Member of the House of Representatives
- Incumbent
- Assumed office 28 October 2024
- Preceded by: Multi-member district
- Constituency: Tohoku PR (2024–2026) Akita 2nd (2026–present)

Mayor of Ōdate
- In office 1 May 2015 – 31 August 2024
- Preceded by: Hajime Obata
- Succeeded by: Kensuke Ishida

Member of the Ōdate City Council
- In office 1 May 1995 – 2003

Personal details
- Born: 18 December 1967 (age 58) Ōdate, Akita, Japan
- Party: Liberal Democratic
- Alma mater: Keio University
- Website: Junji Fukuhara website

= Junji Fukuhara =

Japanese politician

Junji Fukuhara (福原 淳嗣, Fukuhara Junji) is a Japanese politician of the Liberal Democratic Party, who serves as a member of the House of Representatives.
== Early years ==
On 18 December 1967, Fukuhara was born in Ōdate, Akita Prefecture. He graduated from the Keio University's Faculty of Law.

== Political career ==
In 1995, Fukuhara ran for the Ōdate City Council and won. He had served the office until 2003.
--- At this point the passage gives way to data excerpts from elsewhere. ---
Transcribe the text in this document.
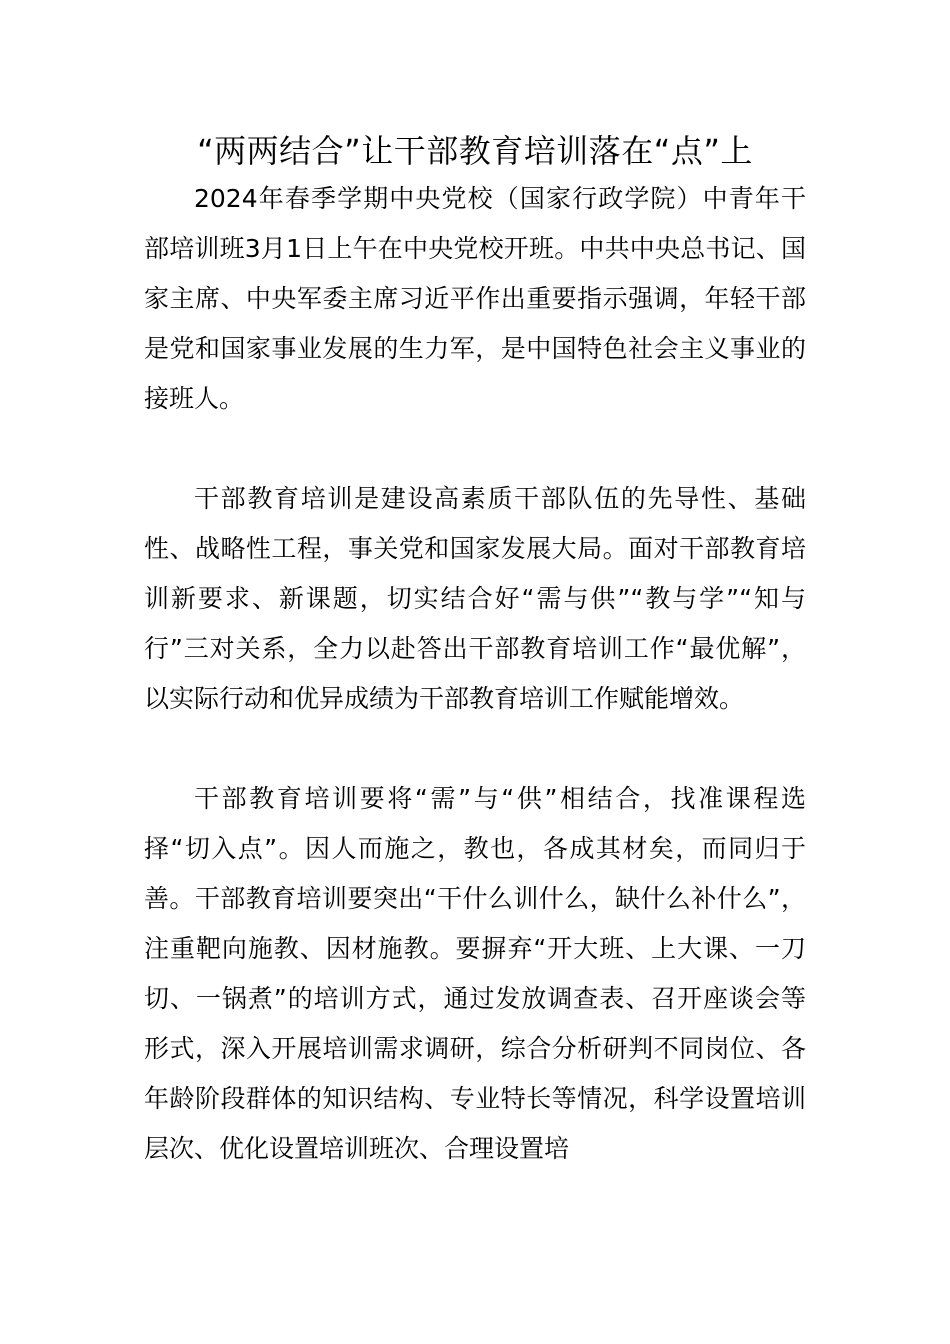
“两两结合”让干部教育培训落在“点”上

2024年春季学期中央党校（国家行政学院）中青年干部培训班3月1日上午在中央党校开班。中共中央总书记、国家主席、中央军委主席习近平作出重要指示强调，年轻干部是党和国家事业发展的生力军，是中国特色社会主义事业的接班人。

干部教育培训是建设高素质干部队伍的先导性、基础性、战略性工程，事关党和国家发展大局。面对干部教育培训新要求、新课题，切实结合好“需与供”“教与学”“知与行”三对关系，全力以赴答出干部教育培训工作“最优解”，以实际行动和优异成绩为干部教育培训工作赋能增效。

干部教育培训要将“需”与“供”相结合，找准课程选择“切入点”。因人而施之，教也，各成其材矣，而同归于善。干部教育培训要突出“干什么训什么，缺什么补什么”，注重靶向施教、因材施教。要摒弃“开大班、上大课、一刀切、一锅煮”的培训方式，通过发放调查表、召开座谈会等形式，深入开展培训需求调研，综合分析研判不同岗位、各年龄阶段群体的知识结构、专业特长等情况，科学设置培训层次、优化设置培训班次、合理设置培
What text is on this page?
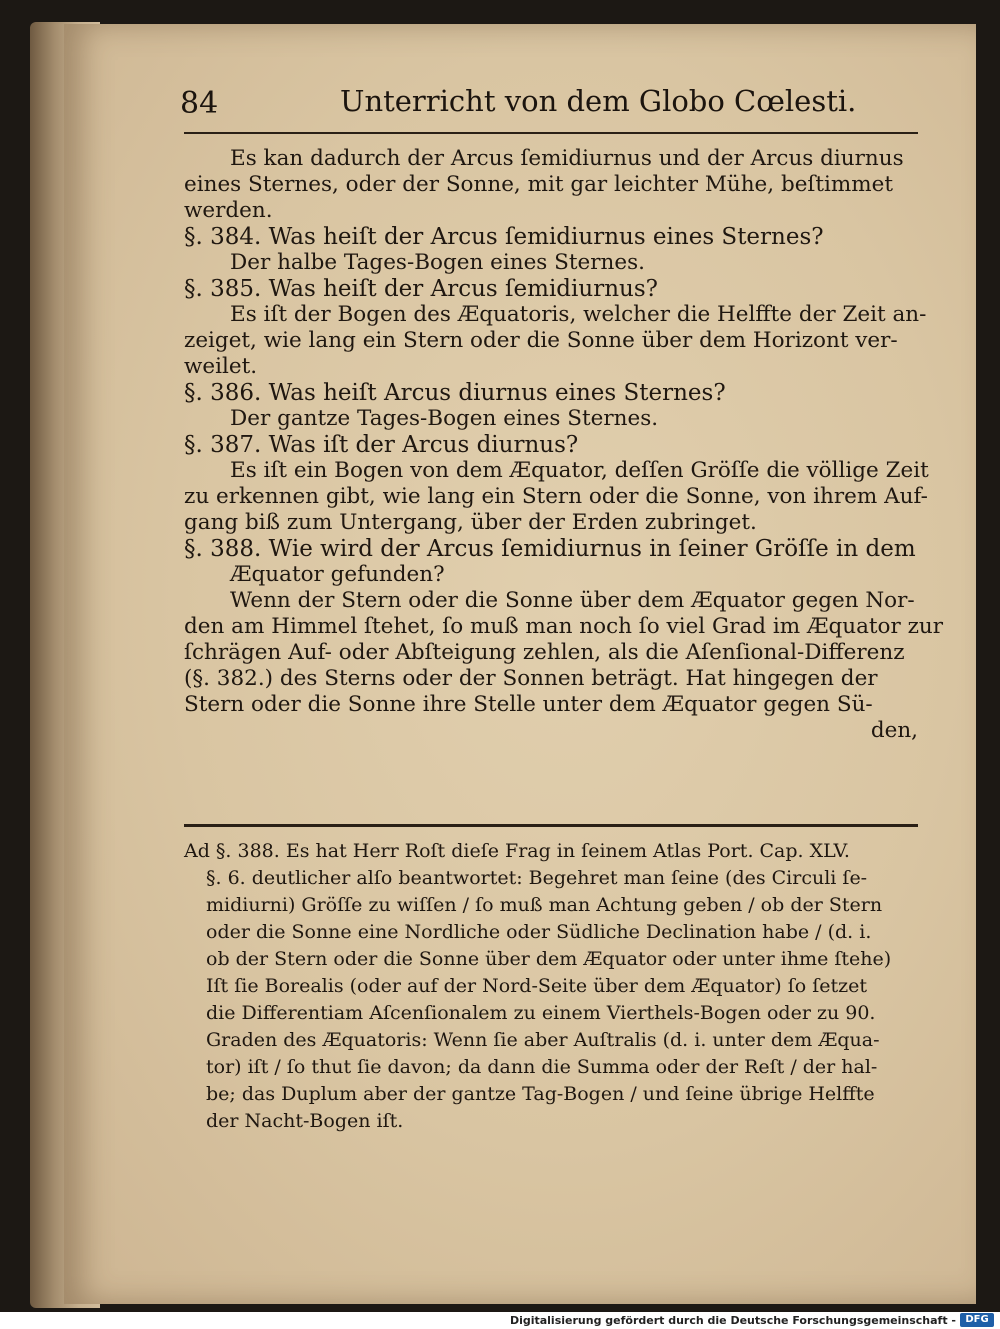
84	Unterricht von dem Globo Cœlesti.
Es kan dadurch der Arcus ſemidiurnus und der Arcus diurnus
eines Sternes, oder der Sonne, mit gar leichter Mühe, beſtimmet
werden.
§. 384. Was heiſt der Arcus ſemidiurnus eines Sternes?
Der halbe Tages-Bogen eines Sternes.
§. 385. Was heiſt der Arcus ſemidiurnus?
Es iſt der Bogen des Æquatoris, welcher die Helffte der Zeit an-
zeiget, wie lang ein Stern oder die Sonne über dem Horizont ver-
weilet.
§. 386. Was heiſt Arcus diurnus eines Sternes?
Der gantze Tages-Bogen eines Sternes.
§. 387. Was iſt der Arcus diurnus?
Es iſt ein Bogen von dem Æquator, deſſen Gröſſe die völlige Zeit
zu erkennen gibt, wie lang ein Stern oder die Sonne, von ihrem Auf-
gang biß zum Untergang, über der Erden zubringet.
§. 388. Wie wird der Arcus ſemidiurnus in ſeiner Gröſſe in dem
Æquator gefunden?
Wenn der Stern oder die Sonne über dem Æquator gegen Nor-
den am Himmel ſtehet, ſo muß man noch ſo viel Grad im Æquator zur
ſchrägen Auf- oder Abſteigung zehlen, als die Aſenſional-Differenz
(§. 382.) des Sterns oder der Sonnen beträgt. Hat hingegen der
Stern oder die Sonne ihre Stelle unter dem Æquator gegen Sü-
den,
Ad §. 388. Es hat Herr Roſt dieſe Frag in ſeinem Atlas Port. Cap. XLV.
§. 6. deutlicher alſo beantwortet: Begehret man ſeine (des Circuli ſe-
midiurni) Gröſſe zu wiſſen / ſo muß man Achtung geben / ob der Stern
oder die Sonne eine Nordliche oder Südliche Declination habe / (d. i.
ob der Stern oder die Sonne über dem Æquator oder unter ihme ſtehe)
Iſt ſie Borealis (oder auf der Nord-Seite über dem Æquator) ſo ſetzet
die Differentiam Aſcenſionalem zu einem Vierthels-Bogen oder zu 90.
Graden des Æquatoris: Wenn ſie aber Auſtralis (d. i. unter dem Æqua-
tor) iſt / ſo thut ſie davon; da dann die Summa oder der Reſt / der hal-
be; das Duplum aber der gantze Tag-Bogen / und ſeine übrige Helffte
der Nacht-Bogen iſt.
Digitalisierung gefördert durch die Deutsche Forschungsgemeinschaft - DFG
In May 2003, he became the public secretary to House of Representatives member Hosei Norota, and in September 2008, he was promoted to Norota's policy secretary. In August 2009, he assumed the role of policy secretary for House of Representatives member Katsutoshi Kaneda.
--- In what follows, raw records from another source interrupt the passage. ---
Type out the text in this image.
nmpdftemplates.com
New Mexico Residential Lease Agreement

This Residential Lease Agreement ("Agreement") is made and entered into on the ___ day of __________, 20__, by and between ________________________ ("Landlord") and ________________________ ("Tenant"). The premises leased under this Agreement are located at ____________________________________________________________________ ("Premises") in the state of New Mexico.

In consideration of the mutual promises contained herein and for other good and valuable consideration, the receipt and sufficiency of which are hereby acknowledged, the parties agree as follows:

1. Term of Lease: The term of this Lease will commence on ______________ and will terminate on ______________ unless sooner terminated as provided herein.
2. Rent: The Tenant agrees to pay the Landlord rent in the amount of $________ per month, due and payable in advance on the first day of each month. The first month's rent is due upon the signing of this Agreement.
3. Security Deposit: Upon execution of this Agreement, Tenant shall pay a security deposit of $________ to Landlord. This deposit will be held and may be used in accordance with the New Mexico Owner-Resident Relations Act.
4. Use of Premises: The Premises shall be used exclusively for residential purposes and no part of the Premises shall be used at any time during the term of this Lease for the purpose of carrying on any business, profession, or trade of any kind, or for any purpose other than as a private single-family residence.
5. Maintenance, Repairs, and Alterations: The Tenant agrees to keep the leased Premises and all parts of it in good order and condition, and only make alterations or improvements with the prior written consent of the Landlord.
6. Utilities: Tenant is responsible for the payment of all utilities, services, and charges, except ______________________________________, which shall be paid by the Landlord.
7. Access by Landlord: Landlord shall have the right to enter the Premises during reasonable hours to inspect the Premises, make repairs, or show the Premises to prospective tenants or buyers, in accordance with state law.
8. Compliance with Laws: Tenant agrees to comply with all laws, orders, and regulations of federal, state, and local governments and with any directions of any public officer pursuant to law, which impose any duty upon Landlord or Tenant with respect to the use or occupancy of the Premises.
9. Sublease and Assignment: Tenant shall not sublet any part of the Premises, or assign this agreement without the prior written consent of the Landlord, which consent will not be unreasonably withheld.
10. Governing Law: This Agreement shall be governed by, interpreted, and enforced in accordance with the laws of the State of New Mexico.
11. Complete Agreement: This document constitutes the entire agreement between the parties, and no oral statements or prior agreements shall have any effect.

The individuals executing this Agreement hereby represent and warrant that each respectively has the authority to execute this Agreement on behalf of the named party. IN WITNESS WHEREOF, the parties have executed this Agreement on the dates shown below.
On 24 April 2011, Fukuhara ran for the mayor of Ōdate but lost to incumbent Hajime Obata, endorsed by the LDP.

On 26 April 2015, Fukuhara ran for the mayor again and defeated Obata.

On 21 April 2019, Fukuhara was re-elected and secured his second-term.
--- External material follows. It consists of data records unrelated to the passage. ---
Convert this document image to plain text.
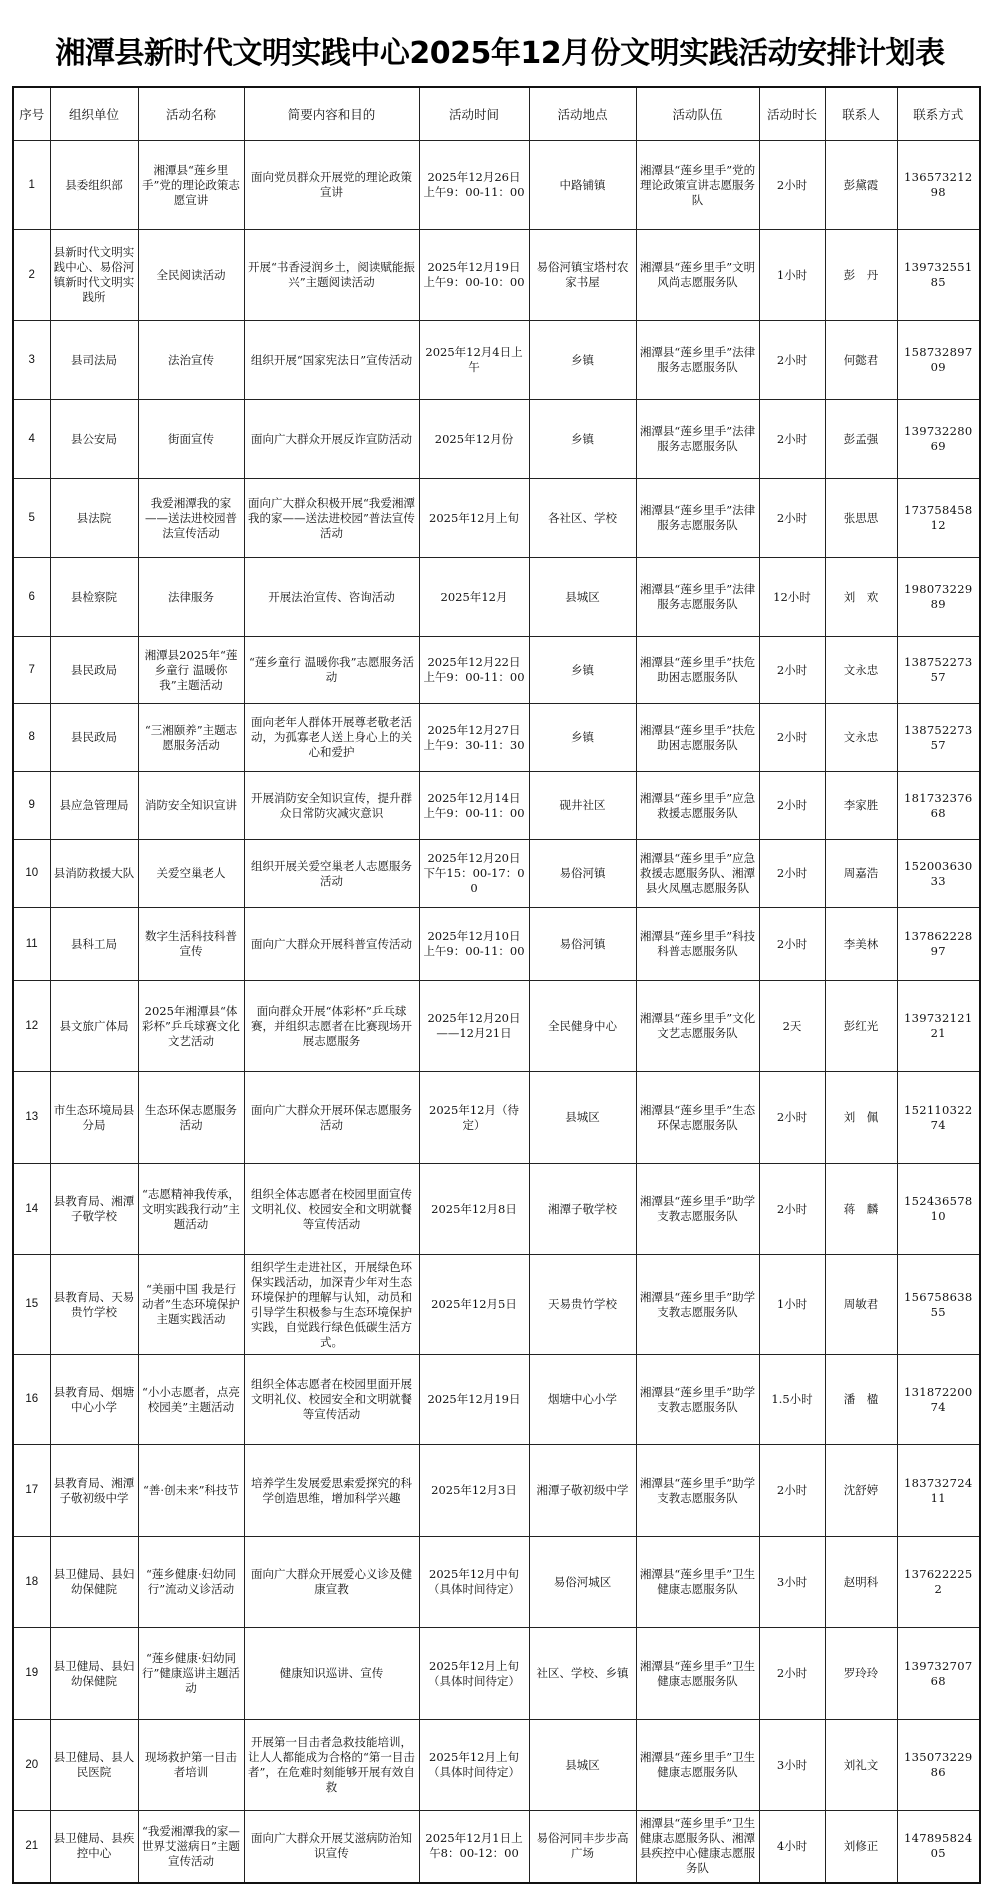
湘潭县新时代文明实践中心2025年12月份文明实践活动安排计划表
序号	组织单位	活动名称	简要内容和目的	活动时间	活动地点	活动队伍	活动时长	联系人	联系方式
1	县委组织部	湘潭县“莲乡里手”党的理论政策志愿宣讲	面向党员群众开展党的理论政策宣讲	2025年12月26日上午9：00-11：00	中路铺镇	湘潭县“莲乡里手”党的理论政策宣讲志愿服务队	2小时	彭黛霞	13657321298
2	县新时代文明实践中心、易俗河镇新时代文明实践所	全民阅读活动	开展“书香浸润乡土，阅读赋能振兴”主题阅读活动	2025年12月19日上午9：00-10：00	易俗河镇宝塔村农家书屋	湘潭县“莲乡里手”文明风尚志愿服务队	1小时	彭　丹	13973255185
3	县司法局	法治宣传	组织开展“国家宪法日”宣传活动	2025年12月4日上午	乡镇	湘潭县“莲乡里手”法律服务志愿服务队	2小时	何懿君	15873289709
4	县公安局	街面宣传	面向广大群众开展反诈宣防活动	2025年12月份	乡镇	湘潭县“莲乡里手”法律服务志愿服务队	2小时	彭孟强	13973228069
5	县法院	我爱湘潭我的家——送法进校园普法宣传活动	面向广大群众积极开展“我爱湘潭我的家——送法进校园”普法宣传活动	2025年12月上旬	各社区、学校	湘潭县“莲乡里手”法律服务志愿服务队	2小时	张思思	17375845812
6	县检察院	法律服务	开展法治宣传、咨询活动	2025年12月	县城区	湘潭县“莲乡里手”法律服务志愿服务队	12小时	刘　欢	19807322989
7	县民政局	湘潭县2025年“莲乡童行 温暖你我”主题活动	“莲乡童行 温暖你我”志愿服务活动	2025年12月22日上午9：00-11：00	乡镇	湘潭县“莲乡里手”扶危助困志愿服务队	2小时	文永忠	13875227357
8	县民政局	“三湘颐养”主题志愿服务活动	面向老年人群体开展尊老敬老活动，为孤寡老人送上身心上的关心和爱护	2025年12月27日上午9：30-11：30	乡镇	湘潭县“莲乡里手”扶危助困志愿服务队	2小时	文永忠	13875227357
9	县应急管理局	消防安全知识宣讲	开展消防安全知识宣传，提升群众日常防灾减灾意识	2025年12月14日上午9：00-11：00	砚井社区	湘潭县“莲乡里手”应急救援志愿服务队	2小时	李家胜	18173237668
10	县消防救援大队	关爱空巢老人	组织开展关爱空巢老人志愿服务活动	2025年12月20日下午15：00-17：00	易俗河镇	湘潭县“莲乡里手”应急救援志愿服务队、湘潭县火凤凰志愿服务队	2小时	周嘉浩	15200363033
11	县科工局	数字生活科技科普宣传	面向广大群众开展科普宣传活动	2025年12月10日上午9：00-11：00	易俗河镇	湘潭县“莲乡里手”科技科普志愿服务队	2小时	李美林	13786222897
12	县文旅广体局	2025年湘潭县“体彩杯”乒乓球赛文化文艺活动	面向群众开展“体彩杯”乒乓球赛，并组织志愿者在比赛现场开展志愿服务	2025年12月20日——12月21日	全民健身中心	湘潭县“莲乡里手”文化文艺志愿服务队	2天	彭红光	13973212121
13	市生态环境局县分局	生态环保志愿服务活动	面向广大群众开展环保志愿服务活动	2025年12月（待定）	县城区	湘潭县“莲乡里手”生态环保志愿服务队	2小时	刘　佩	15211032274
14	县教育局、湘潭子敬学校	“志愿精神我传承，文明实践我行动”主题活动	组织全体志愿者在校园里面宣传文明礼仪、校园安全和文明就餐等宣传活动	2025年12月8日	湘潭子敬学校	湘潭县“莲乡里手”助学支教志愿服务队	2小时	蒋　麟	15243657810
15	县教育局、天易贵竹学校	“美丽中国 我是行动者”生态环境保护主题实践活动	组织学生走进社区，开展绿色环保实践活动，加深青少年对生态环境保护的理解与认知，动员和引导学生积极参与生态环境保护实践，自觉践行绿色低碳生活方式。	2025年12月5日	天易贵竹学校	湘潭县“莲乡里手”助学支教志愿服务队	1小时	周敏君	15675863855
16	县教育局、烟塘中心小学	“小小志愿者，点亮校园美”主题活动	组织全体志愿者在校园里面开展文明礼仪、校园安全和文明就餐等宣传活动	2025年12月19日	烟塘中心小学	湘潭县“莲乡里手”助学支教志愿服务队	1.5小时	潘　楹	13187220074
17	县教育局、湘潭子敬初级中学	“善·创未来”科技节	培养学生发展爱思索爱探究的科学创造思维，增加科学兴趣	2025年12月3日	湘潭子敬初级中学	湘潭县“莲乡里手”助学支教志愿服务队	2小时	沈舒婷	18373272411
18	县卫健局、县妇幼保健院	“莲乡健康·妇幼同行”流动义诊活动	面向广大群众开展爱心义诊及健康宣教	2025年12月中旬（具体时间待定）	易俗河城区	湘潭县“莲乡里手”卫生健康志愿服务队	3小时	赵明科	1376222252
19	县卫健局、县妇幼保健院	“莲乡健康·妇幼同行”健康巡讲主题活动	健康知识巡讲、宣传	2025年12月上旬（具体时间待定）	社区、学校、乡镇	湘潭县“莲乡里手”卫生健康志愿服务队	2小时	罗玲玲	13973270768
20	县卫健局、县人民医院	现场救护第一目击者培训	开展第一目击者急救技能培训，让人人都能成为合格的“第一目击者”，在危难时刻能够开展有效自救	2025年12月上旬（具体时间待定）	县城区	湘潭县“莲乡里手”卫生健康志愿服务队	3小时	刘礼文	13507322986
21	县卫健局、县疾控中心	“我爱湘潭我的家—世界艾滋病日”主题宣传活动	面向广大群众开展艾滋病防治知识宣传	2025年12月1日上午8：00-12：00	易俗河同丰步步高广场	湘潭县“莲乡里手”卫生健康志愿服务队、湘潭县疾控中心健康志愿服务队	4小时	刘修正	14789582405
On 23 April 2023, Fukuhara was re-elected and secured his third-term.

On 7 October 2023, the LDP Akita Federation nominated Fukuhara as Kaneda's successor after Kaneda announced his retirement.

On 12 July 2024, Fukuhara tell the chairman of the city council that he would resign on 31 August 2024.

In the 2024 general election, Fukuhara lost to CDP incumbent Takashi Midorikawa after a close race but won a seat in the PR.

In the 2026 general election, Fukuhara defeated CRA incumbent Midorikawa.

== Scandal ==
=== Allegations of Public Offices Election Act Violations ===
In the general election held in October 2024, a campaign worker in their 60s from the Fukuhara camp was referred to prosecutors on suspicion of violating the Public Offices Election Act (bribery) for allegedly paying campaign car staff compensation exceeding the legal limit. In response to inquiries, Fukuhara commented: "This is deeply regrettable and inexcusable. I have urged those involved to reflect deeply on their actions, and I will ensure that thorough measures are taken to prevent any recurrence."

On 11 April 2025, the Akita Department Prosecutors announced that it had summarily indicted three individuals, including the former secretary-general of the Fukuhara camp, as of March 26. They were charged with violations of the Public Offices Election Act regarding both bribery and the acceptance of bribes.